Proof. Let \(G:=G(v_1,\cdots,v_m)\) be the Gramian, i.e., \(G(i,j)=\langle v_i,v_j \rangle\) for \(1\le i,j\le m\). Define \(H:=G-I_m\). On the one hand, noting that \(H\) is Hermitian, we have

\[\begin{align*} \text{tr}(H^2)&=\text{tr}(H^*H)\\ &=\sum_{i,j=1}^{m}|H(i,j)|^2\\ &=\sum_{1\le i\neq j\le m}|\langle v_i,v_j\rangle|^2\\ &\le (m^2-m)\cdot (\tfrac{1}{2\sqrt{n}})^2=\frac{m^2-m}{4n} \end{align*} \]

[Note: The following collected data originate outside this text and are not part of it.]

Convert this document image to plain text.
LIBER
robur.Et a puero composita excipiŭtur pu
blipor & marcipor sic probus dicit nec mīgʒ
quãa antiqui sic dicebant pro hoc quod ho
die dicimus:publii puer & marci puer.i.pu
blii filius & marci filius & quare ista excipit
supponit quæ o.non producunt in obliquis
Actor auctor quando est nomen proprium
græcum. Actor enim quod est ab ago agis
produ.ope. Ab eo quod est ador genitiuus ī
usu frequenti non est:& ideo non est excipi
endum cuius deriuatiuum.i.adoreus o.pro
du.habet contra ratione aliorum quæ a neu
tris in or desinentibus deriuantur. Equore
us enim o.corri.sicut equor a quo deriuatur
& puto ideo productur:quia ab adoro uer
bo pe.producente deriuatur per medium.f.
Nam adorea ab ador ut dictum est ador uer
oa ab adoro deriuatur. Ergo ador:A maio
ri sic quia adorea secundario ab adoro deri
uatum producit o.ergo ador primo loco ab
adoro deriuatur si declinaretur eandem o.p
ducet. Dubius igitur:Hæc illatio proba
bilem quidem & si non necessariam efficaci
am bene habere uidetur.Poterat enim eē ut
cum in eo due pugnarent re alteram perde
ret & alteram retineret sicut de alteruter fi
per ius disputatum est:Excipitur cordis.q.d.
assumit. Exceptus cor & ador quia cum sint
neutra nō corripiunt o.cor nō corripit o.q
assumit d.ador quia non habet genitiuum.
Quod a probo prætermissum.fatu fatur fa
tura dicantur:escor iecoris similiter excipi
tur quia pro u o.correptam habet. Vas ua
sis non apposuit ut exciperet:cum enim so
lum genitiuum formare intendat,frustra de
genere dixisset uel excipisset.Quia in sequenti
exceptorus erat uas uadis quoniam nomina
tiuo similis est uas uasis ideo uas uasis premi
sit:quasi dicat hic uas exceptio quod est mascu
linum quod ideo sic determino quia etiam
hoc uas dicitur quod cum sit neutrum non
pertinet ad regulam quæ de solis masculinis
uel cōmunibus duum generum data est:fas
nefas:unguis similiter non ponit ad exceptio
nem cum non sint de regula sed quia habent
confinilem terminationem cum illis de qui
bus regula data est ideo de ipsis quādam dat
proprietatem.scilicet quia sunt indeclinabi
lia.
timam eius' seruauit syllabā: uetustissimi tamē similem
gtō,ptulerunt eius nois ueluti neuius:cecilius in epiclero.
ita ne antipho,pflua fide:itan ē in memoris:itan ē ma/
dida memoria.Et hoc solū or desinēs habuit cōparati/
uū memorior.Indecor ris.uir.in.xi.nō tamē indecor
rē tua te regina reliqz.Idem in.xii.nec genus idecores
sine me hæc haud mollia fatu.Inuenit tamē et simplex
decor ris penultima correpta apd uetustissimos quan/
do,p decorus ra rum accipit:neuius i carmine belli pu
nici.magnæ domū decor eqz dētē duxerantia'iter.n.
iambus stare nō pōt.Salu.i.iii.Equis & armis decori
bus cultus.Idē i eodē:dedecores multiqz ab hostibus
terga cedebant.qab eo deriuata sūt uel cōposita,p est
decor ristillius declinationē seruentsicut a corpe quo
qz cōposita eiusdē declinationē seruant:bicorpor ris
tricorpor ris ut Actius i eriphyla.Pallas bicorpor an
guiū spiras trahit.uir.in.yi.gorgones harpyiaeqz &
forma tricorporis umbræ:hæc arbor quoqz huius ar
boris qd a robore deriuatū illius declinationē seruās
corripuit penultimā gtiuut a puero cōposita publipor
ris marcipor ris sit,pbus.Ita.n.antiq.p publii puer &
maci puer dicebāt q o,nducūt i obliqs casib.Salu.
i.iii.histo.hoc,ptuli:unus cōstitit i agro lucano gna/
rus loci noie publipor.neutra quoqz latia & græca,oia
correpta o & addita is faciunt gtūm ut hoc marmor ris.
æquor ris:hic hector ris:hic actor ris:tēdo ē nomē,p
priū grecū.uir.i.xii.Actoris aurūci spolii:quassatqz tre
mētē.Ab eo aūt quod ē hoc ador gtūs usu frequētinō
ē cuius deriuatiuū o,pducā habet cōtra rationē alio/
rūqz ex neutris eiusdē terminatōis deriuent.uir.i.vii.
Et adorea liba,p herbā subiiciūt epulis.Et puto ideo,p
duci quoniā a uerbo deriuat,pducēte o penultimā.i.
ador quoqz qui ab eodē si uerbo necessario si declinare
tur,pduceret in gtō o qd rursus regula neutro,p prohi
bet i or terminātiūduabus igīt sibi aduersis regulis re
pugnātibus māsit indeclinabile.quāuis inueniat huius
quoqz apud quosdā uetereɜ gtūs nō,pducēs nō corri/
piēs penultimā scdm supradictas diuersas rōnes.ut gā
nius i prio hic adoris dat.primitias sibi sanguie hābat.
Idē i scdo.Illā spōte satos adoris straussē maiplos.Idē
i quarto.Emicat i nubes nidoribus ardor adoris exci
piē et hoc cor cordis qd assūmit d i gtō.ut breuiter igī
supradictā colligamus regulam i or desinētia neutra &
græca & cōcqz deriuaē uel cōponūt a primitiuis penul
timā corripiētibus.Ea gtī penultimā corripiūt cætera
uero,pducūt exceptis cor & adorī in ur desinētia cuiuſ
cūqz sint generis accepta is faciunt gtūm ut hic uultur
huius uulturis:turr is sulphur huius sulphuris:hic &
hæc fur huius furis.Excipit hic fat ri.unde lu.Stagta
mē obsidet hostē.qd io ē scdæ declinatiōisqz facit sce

On the other hand, since \(G\) is positive semi-definite, \(G\) has \(r:=\text{rank}(G)=\text{rank}(v_1\ \cdots\ v_m)\le n\) positive eigenvalues, and the other \(m-r\) eigenvalues of \(G\) are all zero. (In fact, we only use the latter.) Consequently, the eigenvalues of \(H\) are \(\underbrace{\lambda_1,\cdots,\lambda_r}_{\in (-1,+\infty)},\underbrace{-1,\cdots,-1}_{m-r}\), and the eigenvalues of \(H^2\) are \(\underbrace{\lambda_1^2,\cdots,\lambda_r^2}_{\in [0,+\infty)},\underbrace{1,\cdots,1}_{m-r}\). Therefore,

\[\text{tr}(H^2)=\sum_{i=1}^{r}\lambda_i^2+(m-r)\ge m-n \]

Combining the two estimates, we conclude that

\[m-n\le \frac{m^2-m}{4n} \]

from which \(m<2n\) follows. \(\blacksquare\)